Sometimes the mains voltage is rather high and as the power is I²R that can cause a significantly greater power input.

Not many electricians are very comfortable with electric boilers!

Tony

A 12Kw boiler rated at 230V would become a 13Kw boiler at 240V so you would hope that this would be allowed for in the design if there was a chance that the current could be higher.
Any joint on a cable, particularly carrying currents like that, has to be electrically and mechanically sound. This would mean checking the connectors are rated for the current and 'man' enough to accomodate the cables. Is the cable/connection in the boiler anywhere near hotter than ambient conditions thus causing overheating?
 
pulled the connector off the two little prongs soldered onto the board have blown as well and desoldered them selves, the actual point at which there soldered onto the board are about the size of a toothpick not impressed with build quality. sparky says his job is to run a cable in 10mm with a 30ma break rcd with 240v as disribed in the hand book. he has metered the cable and is happy that its in accordance with the manual. Aptec engineer does not know whats wrong as he needs to swap board to power it up to check it and is not qualified to comment on wiring however cant see any fualt with it. aptec wont admit fault so engineer cant get the spare to fire it up and at least check it over. My expert advice, dont buy this piece of ****e as the connector terminals in my watch are bigger, and the fact that they diagnosed the fualt over the phone origanly and concluded i was putting in the wrong electric is a joke. Any idea who deems these safe and who i can complain to.
 
i did thats the problem, the electrician says the fuse box is sound and in the manual is says 10mm connected via a 30ma rcd does not specify amps.

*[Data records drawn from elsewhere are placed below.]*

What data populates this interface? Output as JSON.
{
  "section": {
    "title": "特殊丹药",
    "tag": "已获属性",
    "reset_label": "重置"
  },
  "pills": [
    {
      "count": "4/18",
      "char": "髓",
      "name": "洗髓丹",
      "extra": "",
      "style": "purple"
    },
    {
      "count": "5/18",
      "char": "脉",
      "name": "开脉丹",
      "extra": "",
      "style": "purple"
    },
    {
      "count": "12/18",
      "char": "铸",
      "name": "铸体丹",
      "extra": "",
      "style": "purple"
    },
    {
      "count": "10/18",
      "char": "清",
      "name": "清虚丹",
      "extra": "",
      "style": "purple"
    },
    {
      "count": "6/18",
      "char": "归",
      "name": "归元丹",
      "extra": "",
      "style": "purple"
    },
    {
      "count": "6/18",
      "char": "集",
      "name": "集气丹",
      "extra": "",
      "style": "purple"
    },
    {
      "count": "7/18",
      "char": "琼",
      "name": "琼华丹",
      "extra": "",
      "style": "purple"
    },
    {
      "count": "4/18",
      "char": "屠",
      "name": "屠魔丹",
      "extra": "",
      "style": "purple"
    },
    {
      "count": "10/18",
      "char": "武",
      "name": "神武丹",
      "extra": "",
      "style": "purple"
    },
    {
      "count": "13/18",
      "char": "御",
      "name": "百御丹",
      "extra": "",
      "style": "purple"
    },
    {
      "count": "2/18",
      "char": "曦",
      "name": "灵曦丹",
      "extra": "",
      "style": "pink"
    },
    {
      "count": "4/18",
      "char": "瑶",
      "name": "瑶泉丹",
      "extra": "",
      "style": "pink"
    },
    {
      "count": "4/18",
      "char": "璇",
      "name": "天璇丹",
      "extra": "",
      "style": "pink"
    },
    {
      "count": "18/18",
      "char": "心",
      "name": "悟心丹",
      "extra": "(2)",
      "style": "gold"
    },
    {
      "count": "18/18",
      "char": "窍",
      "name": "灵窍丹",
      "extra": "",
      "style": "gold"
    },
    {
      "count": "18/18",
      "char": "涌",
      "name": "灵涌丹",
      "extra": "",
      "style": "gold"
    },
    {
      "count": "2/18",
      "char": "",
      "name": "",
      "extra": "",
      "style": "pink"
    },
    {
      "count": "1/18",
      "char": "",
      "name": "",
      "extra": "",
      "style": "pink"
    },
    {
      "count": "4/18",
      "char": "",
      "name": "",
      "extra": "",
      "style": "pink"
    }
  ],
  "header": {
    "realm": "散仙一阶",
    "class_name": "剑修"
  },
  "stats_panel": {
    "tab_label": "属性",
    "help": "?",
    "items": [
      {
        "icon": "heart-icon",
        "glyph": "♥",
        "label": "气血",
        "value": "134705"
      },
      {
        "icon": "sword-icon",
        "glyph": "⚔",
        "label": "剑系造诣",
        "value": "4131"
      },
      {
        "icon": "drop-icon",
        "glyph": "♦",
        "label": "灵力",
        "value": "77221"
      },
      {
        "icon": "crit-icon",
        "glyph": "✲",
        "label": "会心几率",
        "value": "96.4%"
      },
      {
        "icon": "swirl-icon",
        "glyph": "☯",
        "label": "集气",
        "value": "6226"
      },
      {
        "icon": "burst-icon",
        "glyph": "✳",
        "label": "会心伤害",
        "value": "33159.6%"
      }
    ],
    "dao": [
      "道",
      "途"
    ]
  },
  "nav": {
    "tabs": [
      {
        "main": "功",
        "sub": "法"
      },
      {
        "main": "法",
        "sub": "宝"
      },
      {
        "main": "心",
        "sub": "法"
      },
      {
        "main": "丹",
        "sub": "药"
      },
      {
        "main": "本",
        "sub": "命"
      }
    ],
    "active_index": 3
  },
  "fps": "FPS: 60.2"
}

Any spark should be able to work out the necessary MCB size for this tho.
I take it that the cable is connected back in via the MCB?
12kw@240v is bang on 50A.
If a connection has not been quite tight enough then the heat generated will not do the PCB any favours and more than likely have led to the device unsoldering itself like you have found.
 
sparky worked it out as 50a and fitted a 50a mcb it would trip every hour so he wired it straight into the 80a rcd, the hand book asks that its wired into a rcd 30ma break but does not specify size. ordered new board and will refit using new 10mm is it ok to leave it wired into 80a rcd as the 50a mcb will not do the job
 
sparky worked it out as 50a and fitted a 50a mcb it would trip every hour so he wired it straight into the 80a rcd
It is far from ok to wire direct into the incomer with no overcurrent protection. If a breaker is tripping regularlly it either means the calculations were wrong or the equipment is faulty. Either way it needs to be investigated and sorted.
 
sparky worked it out as 50a and fitted a 50a mcb it would trip every hour so he wired it straight into the 80a rcd, the hand book asks that its wired into a rcd 30ma break but does not specify size. ordered new board and will refit using new 10mm is it ok to leave it wired into 80a rcd as the 50a mcb will not do the job

Does he have a good lawyer?. The hand book may specify an RCD, the 80A bit is the maximum it can safely handle. It does not trip if this rating is exceeded. He should know that.
A pluggy says - tripping is an indication of a problem. A 50A MCB doesn't trip at exactly 50A, iirc will take about 56A indefinately. What he has done is connect it directly to the DNO fuse. This may not provide adequate protection against overload / fault current so could be a fire risk.
 
how would you wire it in if it was yours. would you keep the rcd and add a 60a mcb

thanks
 
Not without further investigation first.

IMO this would mean at least the following

Use a clamp meter to check how much it was actually drawing.
Measure the mains voltage
Read the manufacturers specs carefully, find out if the rating is 12KW at 230V or 12KW at 240V. Find out if the mains voltage you are measuring is within the manufacturers specs.
Based on the manufacturers ratings and taking account of any difference in voltage between the voltage the power rating is at and the mains voltage calculate how much current it should be drawing. Compare this with what it actually drew.
 
will do however to test it means to wire it in and need to size up mcb first. Will run it off 60a and test it on full power.
 
just found on there new site 12kw@240 11kw@230v 50a rating they recommend 63a mcb they could have put this in the hand book reckon they have had problems before now there including the advice on the new spec sheet.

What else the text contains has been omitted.